To nie dramat psychologiczny tylko rozrywka i jako taki świetnie się sprawdza, dlatego trzeba podchodzić na luzie, z dystansem
Będzie trzymać poziom jeszcze baaardzo długo. Jestem ciekaw czy ktoś podejmie się wyzwania i nakręci coś równie dobrego.
Myślę, że to już nie możliwe. Nawet głównego aktora już takiego się teraz nie znajdzie:)
E tam, T1/T2 to nie tylko rozrywka. Dramat psychologiczny też nie, ale pewne "drugie dno" z pewnością ma.
za kilkaset lat jak ludzie obejrzą ten film to pewnie będą się zastanawiać jakim cudem znaliśmy przyszłość:)i zrobią z terminatora jakiś gatunek future history :P
Klasyka w pełnym słowa tego znaczeniu. Ten film można oglądać setki razy, a i tak się nie nudzi.
Prawda.
Sam fakt, że dziś główny dochód Hollywood to kolejni faceci w rajtuzach i pelerynach albo remaki filmów z tamtych czasów, tylko to potwierdza.
Tak to prawda filmy komercyjne są robione na jedno kopyto. Zupełnie mnie nie kręci oglądanie dorosłych mężczyzn w takich kostiumach.
On zrobił komercyjnego faceta w rajtuzach i z peleryną, którego można było brać na poważnie - Nolan naprawdę się wyłamuje :)
Dokładnie. Kino wojenne, westerny. Teraz co mamy ? Filmy robione na siłę. Bez duszy.
dokładnie. A nie chce z wielu powodów. Po pierwsze kiedyś robiło się zdecydowanie mniej tzw. blockbusterów. Więc zebranie ekipy prawdziwych profesjonalistów od scenografii, charakteryzacji itp. było prostsze. Płace wzrosły w sposób kosmiczny. Dziś nie opłaca się robić makiet i budować całego studia pod jeden film. Producenci wybierają CGI, które nie czarujmy się z sztuką filmową ma mało wspólnego. Co za tym idzie aktorzy nie są tak wczuci. Można by tak długo wymieniać. Na samym końcu jest widz, który już wszystko widział i mało co jest go w stanie zaskoczyć. Nie opłaca się ryzykować grubych milionów w projekt, który może okazać się klapą finansową. Dlatego robi się kolejne klony filmów
Dla mnie Incepcja i Dystrykt 9 to ten sam poziom co T2. Więc powstają i będą powstawać. Rzadko ale będą.
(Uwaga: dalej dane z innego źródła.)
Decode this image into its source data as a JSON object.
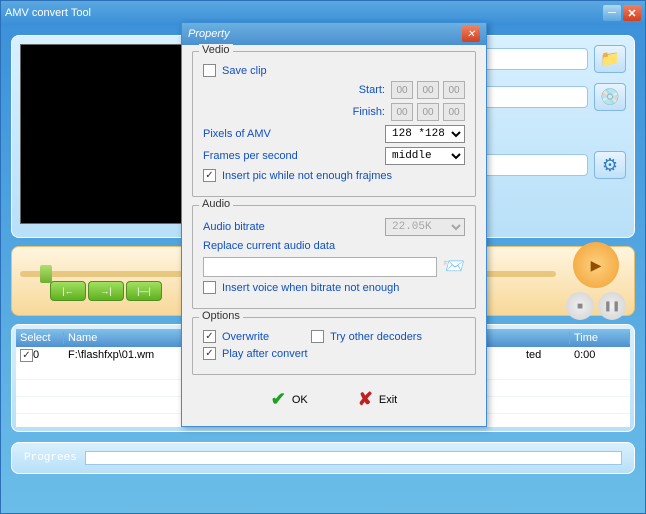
{
  "main": {
    "title": "AMV convert Tool",
    "table": {
      "headers": {
        "select": "Select",
        "name": "Name",
        "time": "Time"
      },
      "row": {
        "sel_text": "0",
        "name": "F:\\flashfxp\\01.wm",
        "ted": "ted",
        "time": "0:00"
      }
    },
    "progress_label": "Progrees"
  },
  "dialog": {
    "title": "Property",
    "video": {
      "legend": "Vedio",
      "save_clip": "Save clip",
      "start": "Start:",
      "finish": "Finish:",
      "t00": "00",
      "pixels_label": "Pixels of AMV",
      "pixels_value": "128 *128",
      "fps_label": "Frames per second",
      "fps_value": "middle",
      "insert_pic": "Insert pic while not enough frajmes"
    },
    "audio": {
      "legend": "Audio",
      "bitrate_label": "Audio bitrate",
      "bitrate_value": "22.05K",
      "replace": "Replace current audio data",
      "insert_voice": "Insert voice when bitrate not enough"
    },
    "options": {
      "legend": "Options",
      "overwrite": "Overwrite",
      "try_decoders": "Try other decoders",
      "play_after": "Play after convert"
    },
    "ok": "OK",
    "exit": "Exit"
  }
}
Jeśli jest definicja idealnego kina akcji, to T2 powinien nią być ,ten film ma wszystko
Teraz już takich filmów nie robią, a tak po za tym to jest definicja idealnego kina akcji z niepodrabiającą strefą klimatu---dlatego się wyróżnia :D
nie wiem jak to arcydzieło może mieć tak niską ocenę ten film się w ogóle nie starzeje
7,6 na Filmwebie. Żałosne. Przecież to jest jeden z najlepszych filmów wszechczasów. Można go włączać kiedy się chce.
Tłumaczę to sobie w ten sposób, że to jest średnia, a w niej mieszczą się nie tylko osoby, które, gdy "T2" ujrzało światło dzienne dopiero się urodziły i dla nich to jest inna epoka, ale także białogłowy, dla których film jest niedobry, jeśli nie zużyją przy nim czterech paczek chusteczek;-)
Spoko ale to kino akcji nie melodramat :D Bardziej bym się skłaniał ku efektom specjalny, Bardzo dużo czytam mało piszę i widzę jak ludzie narzekają na efekty specjalne w tego typu filmach. Tylko, że tu są one zajebi** !!! No i jestem ciekaw czy ktoś bierze pod tym względem rok produkcji tego filmu.
Przede wszystkim świetne efekty specjalne Patrick w roli t 1000 świetny Arni zresztą też.Najlepsza scena z filmu to jak zamordował opiekunów Johna. A wasza jaka ulubiona scena?.
Nie ma takiej, bo cały jest naszpikowany dobrymi scenami. Niezła jest ta, gdy Sara ucieka w kierunku windy w psychiatryku, po czy wyłania się z niej Arni. Albo niedługo potem gdy całą trójką uciekają do windy T-1000 przechodzi przez aluminiowe pręty, aż psychologowi wypadła z ust jakaś zatyczka z wrażenia.
Jak to czego chcieć od kina akcji? Widziałeś Avengers? Chyba nie skoro uważasz, że to jest dobry film akcji. Terminator wygląda strasznie i staro, efekty bardzo kiepskie, Schwrzenegger ma ciągle jedną minę, drewniak jak nie wiem, generalnie nie da się tego oglądać, po co się męczyć starymi słabymi filmami skoro wychodzą nowe o wiele lepsze?